North facing aspects which do not receive direct sunlight can take a little extra thought to plant. There are, however, a large collection of shade tolerant shrubs and perennials that will do just fine in a shaded area, provided soil conditions and moisture levels are suitable.
North-facing walls can be softened with a number of shade-tolerant climbers: Schizophragma integrifolium is a deciduous, slow-growing, self-clinging climber with attractive creamy-white flowers, while Schizophragma hydrangeoides ‘Roseum’ AGM produces lovely flat heads of rose-flushed flowers. Several varieties of clematis flower freely in a shady area including Clematis ‘Silver Moon’, a large-flowered hybrid with silvery-mauve flowers that bloom throughout the summer and Clematis ‘Dawn’ a compact variety which requires shade to maintain the colour of the pearly-pink blooms, which also make good cut flowers.

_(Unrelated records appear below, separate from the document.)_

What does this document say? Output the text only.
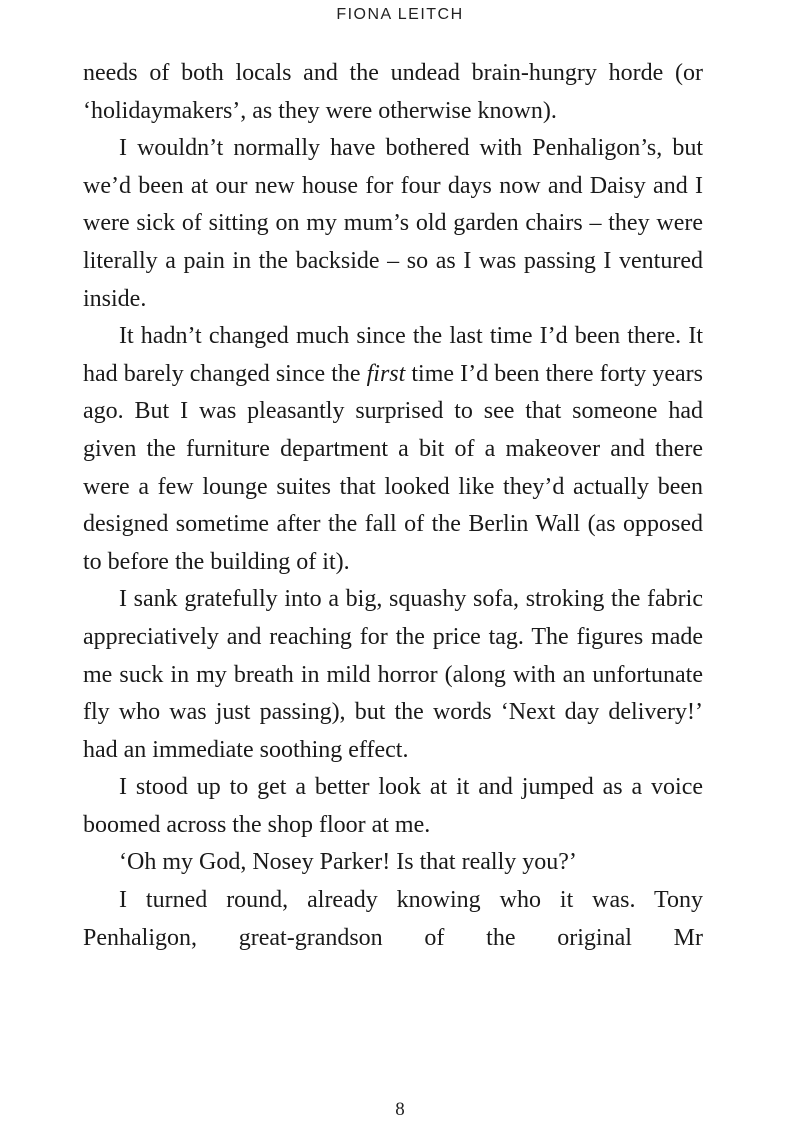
FIONA LEITCH

needs of both locals and the undead brain-hungry horde (or ‘holidaymakers’, as they were otherwise known).

I wouldn’t normally have bothered with Penhaligon’s, but we’d been at our new house for four days now and Daisy and I were sick of sitting on my mum’s old garden chairs – they were literally a pain in the backside – so as I was passing I ventured inside.

It hadn’t changed much since the last time I’d been there. It had barely changed since the first time I’d been there forty years ago. But I was pleasantly surprised to see that someone had given the furniture department a bit of a makeover and there were a few lounge suites that looked like they’d actually been designed sometime after the fall of the Berlin Wall (as opposed to before the building of it).

I sank gratefully into a big, squashy sofa, stroking the fabric appreciatively and reaching for the price tag. The figures made me suck in my breath in mild horror (along with an unfortunate fly who was just passing), but the words ‘Next day delivery!’ had an immediate soothing effect.

I stood up to get a better look at it and jumped as a voice boomed across the shop floor at me.

‘Oh my God, Nosey Parker! Is that really you?’

I turned round, already knowing who it was. Tony Penhaligon, great-grandson of the original Mr

8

Clematis montana ‘Grandiflora’ is also excellent on a shady wall and will provide abundant white flowers in May-June. For container growing in a northern aspect try the free-flowering Clematis ‘Guernsey Cream’; this variety does not like full-sun and given the correct growing conditions will reward you with an abundance of small creamy-yellow flowers.
A useful evergreen for a northern aspect is Fatshedera lizei ‘Variegata’: a small to medium sized shrub, its large, leathery leaves, patterned with an irregular, creamy margin provide year-round interest and colour.
There are several roses that are tolerant of a northern aspect including Rosa ‘The Generous Gardener’, a climbing rose with an elegant arching habit, soft pink blooms and strongly scented aroma, and Rosa ‘The Pilgrim’, an English shrub rose with nicely-shaped rosettes in a soft shade of yellow that carry a delicate tea and myyrh fragrance. Other choices for a shaded area include Rosa ‘Crown Princess Margareta’, Rosa ‘A Shropshire Lad’ and Rosa ‘James Galway’.
For shaded areas that are also dry, Convallaria majalis (Lily of the Valley), with its sprays of nodding, fragrant white, bell flowers, is an excellent choice along with Dicentra Formosa ‘Spring Magic’, a delicate, early spring perennial offering beautiful salmon-pink flowers. Lamium maculatum ‘Red Nancy’ and Liriope muscari ‘Big Blue’ are also excellent choices to introduce perennial colour to a dry, shaded area. Epimedium x perralchicum ‘Frohnleiten’ makes good ground cover, with its evergreen heart-shaped leaves and buttercup-yellow flowers in the spring.
A visit to Larch Cottage Nurseries shade garden will give you a fantastic range of ideas for planting in a moist, shaded area. Here you will see the large, green foliage of Rodgersia Podophylla AGM, complemented with delicate cardamines, corydalis and anemones. Scopolia carniolica offers beautiful, deep, purple blooms in spring, before the appearance of the extremely decorative Veratrum viride with its handsome, pleated leaves and large plumes of lime-green flowers in summer.
Other excellent choices for moist, shaded areas include Arisaema sikokianum, also known as the cobra lily, it has intense purple and delicately-striped spathes with snow-white cupped flowers in summer; Asplenium scolopendrium AGM or hart’s tongue fern will provide year-round colour with its bright green, wavy -edged fronds.
In an area of full shade Trillium grandiflorum is an excellent choice, it provides large, dark green leaves and attractive white flowers that turn pink with age; Helleborus orientalis ‘yellow lady’ is a good choice too: an evergreen perennial, it has clumps of dense, divided foliage and lovely nodding heads of yellow flowers from December to April.
With so many options available, having a north-facing, shaded wall or border in your garden is a fabulous opportunity to explore the range of interesting and unusual plants that will tolerate a lack of sunlight while rewarding you with colour, structure and texture throughout the year.